By Suki Dorras-Walker

On Friday 11 May 2022 Constable Zachary Rolfe was found not guilty of the murder of Yuendumu teenager Kumanjayi Walker. After the verdict, Walker’s family gathered on the steps of the Supreme Court in Darwin saying, ‘We thought we were coming to a neutral ground, where we would have a multicultural jury … It’s always Kardiya [white] people on that jury, they see through their eyes, but they need to see our eyes too.’

The jury was indeed ‘to the eye … all-white … bar one young Asian woman,’ with the defence using the majority of their 12 peremptory challenges against persons of colour. 

Kumanjayi Walker’s family are not the first to voice their concerns about all-white juries. Aboriginal underrepresentation on juries is a serious issue for Indigenous rights activists. It is often a focal point for Aboriginal communities who feel a lack of legitimacy in verdicts reached by all-white juries, especially in cases involving loved ones as either defendants or victims of violence. It has also been the subject of many Law Reform Commission Reports across Australia, and mentioned in the National Inquiry into Racist Violence in Australia.

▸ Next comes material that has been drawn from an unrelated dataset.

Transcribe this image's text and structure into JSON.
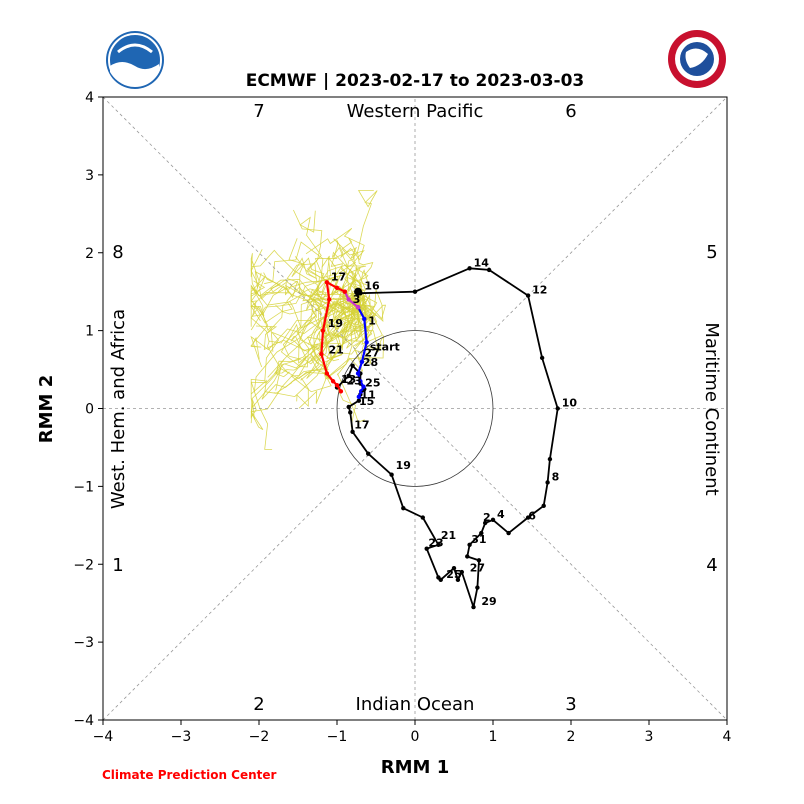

The Commonwealth’s Recognition of Aboriginal Customary Laws (ALRC Report 31) tabled on 12 June 1986, questioned whether ‘steps should be taken to ensure greater representativeness of juries hearing cases involving Aboriginal defendants.’ It stated that, '[I]t is still rare for an Aborigine to sit on a jury. Aborigines may be excluded due to their inability to understand English, or because not being on State or Territory electoral rolls, their names are not on jury lists … It is a matter for concern that Aborigines are so disproportionately represented in the criminal justice system, but so seldom appear on juries.’

In 2013, the NT Law Reform Committee released the Report on the Review of the Juries Act. It stated that it was ‘to the Aboriginal population that the amendments are directed, in the hope and expectation that a greater number of Aboriginals will become qualified for jury service.’ It suggested a number of amendments to the Juries Act 1962 (NT) (‘Juries Act’) including expanding the catchment pool of jury lists by taking names from Centrelink and other databases, widening the jury districts for Darwin and Alice Springs to include nearby Aboriginal communities, and amending section 10 which disqualified jurors who had served a prison sentence in the last 7 years. These recommendations are yet to be implemented, and the Juries Act remains unchanged.

Countless studies have found that all-white juries lead to prejudicial outcomes for defendants who are persons of colour, including shorter deliberation times, less time spent analysing evidence, less inclination to discuss the impacts of racism, harsher sentencing, and higher conviction rates.

We know Indigenous Australians are disproportionately criminalised. The Uluru Statement from the Heart declares that Indigenous people in Australia are ‘the most incarcerated people on the planet’ with their youth languishing in detention in obscene numbers. The Northern Territory is a glaring example of this: although Aboriginal people make up around 30 per cent of the population, they represent 84 per cent of the Territory’s prisons. Given what we know about all-white juries, it is egregious that the NT government has failed to implement recommendations from as far back as 30 years ago. 

Zachary Rolfe’s acquittal by an all-white jury is yet another blow to the confidence Aboriginal communities have in the administration of justice. To achieve the ‘fair and truthful relationship’ demanded by the Uluru Statement of the Heart, Australia must focus its attention on Aboriginal underrepresentation on juries and its impacts.